On March 20, the students at Millikin Basics+ Elementary School wore their blue and white Mustang spirit shirts to show their school pride as they gathered in the cafeteria for an assembly.
“Today we recognize our 2012 National Blue Ribbon Award,” announced school principal Dr. Melba Rhodes-Stanford. “The Millikin program started in 1976. We have some outstanding teachers who built this from the ground up.”
In addition to celebrating faculty members in her speech, Rhodes-Stanford also recognized the efforts of the students, parents, and school and district staff. Superintendent Bobbie Plough also spoke at the event and told members of the school to give themselves a pat on the back. Members of the Santa Clara Board of Education and retired staff and faculty also attended the celebration.

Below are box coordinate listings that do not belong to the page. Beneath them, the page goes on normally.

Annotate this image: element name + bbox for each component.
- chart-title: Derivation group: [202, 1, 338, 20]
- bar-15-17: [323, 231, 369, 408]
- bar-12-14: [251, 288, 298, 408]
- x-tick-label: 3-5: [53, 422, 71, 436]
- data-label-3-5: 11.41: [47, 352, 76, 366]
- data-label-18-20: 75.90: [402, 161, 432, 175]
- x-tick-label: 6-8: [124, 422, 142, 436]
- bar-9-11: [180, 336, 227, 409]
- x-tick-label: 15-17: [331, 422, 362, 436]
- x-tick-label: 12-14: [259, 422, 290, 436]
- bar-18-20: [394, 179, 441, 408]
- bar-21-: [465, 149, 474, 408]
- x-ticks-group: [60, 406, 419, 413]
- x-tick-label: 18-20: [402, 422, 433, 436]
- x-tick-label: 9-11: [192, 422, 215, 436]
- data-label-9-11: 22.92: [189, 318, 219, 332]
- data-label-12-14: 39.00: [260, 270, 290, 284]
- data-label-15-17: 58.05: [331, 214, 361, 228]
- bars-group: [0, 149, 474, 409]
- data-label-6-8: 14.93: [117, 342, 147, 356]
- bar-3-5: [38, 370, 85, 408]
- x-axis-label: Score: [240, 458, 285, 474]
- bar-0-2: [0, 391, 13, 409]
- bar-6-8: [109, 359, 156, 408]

“Being here brought back memories and the pride that comes from being part of a school that’s so outstanding,” said Doris Britschgi, a retired fourth grade teacher from Millikin School.
At the assembly, students viewed the National Blue Ribbon flag and plaque and heard their peers sing the school song. After the assembly, teachers led their students outside as a representative from each classroom attached a blue ribbon to a tree.
The teachers enjoyed a luncheon and cake. Students got free Jamba Juice for the extra boost of energy while they played during their extended recess. Due to the forecast for rain that day, the family picnic for the students was rescheduled to May.
According to Rhodes-Stanford, the United States Department of Education announced last fall that Millikin School was selected for the National Blue Ribbon Award based on the school’s record of showing academic achievement among its students.
In November, Rhodes-Stanford and one of the school’s teachers traveled to Washington D.C. to attend the National Blue Ribbon Ceremony. Here, representatives from 250 public schools and 50 private schools nationwide received the award. Although Rhodes-Stanford didn’t meet President Barack Obama, she said that Arne Duncan, the United States secretary of education, came by to congratulate the winning schools.
When interviewed, Rhodes-Stanford and other school and district staff members took the time to dispel certain notions some community members might have about Millikin School.
“Families who value this kind of program are families who place education as their number one priority, regardless of what their socioeconomic status is,” Rhodes-Stanford said. “The students here have a strong work ethic.”
“Our program is important for those who want a formalized structure for their children’s education,” said Chris Preece, a fifth grade teacher who has been teaching at the school for the last 28 years.
Rhodes-Stanford emphasizes that some Millikin students come from affluent families and some students do not. In fact, there are Millikin students who qualify to receive free or reduced-price lunches. Millikin students also come in at all ability levels; there is no screening process to make sure that new students enter the school at a certain academic level. The school also administers an active special education program for students who have special needs.
“The process for admission at Millikin is random; it’s done through lottery by state law,” said Michele Burchfiel, director of human resources and administrator for open enrollment at the school district. “The only priority is given to children who already have a sibling at the school. Otherwise, [getting admitted] is just the luck of the draw.”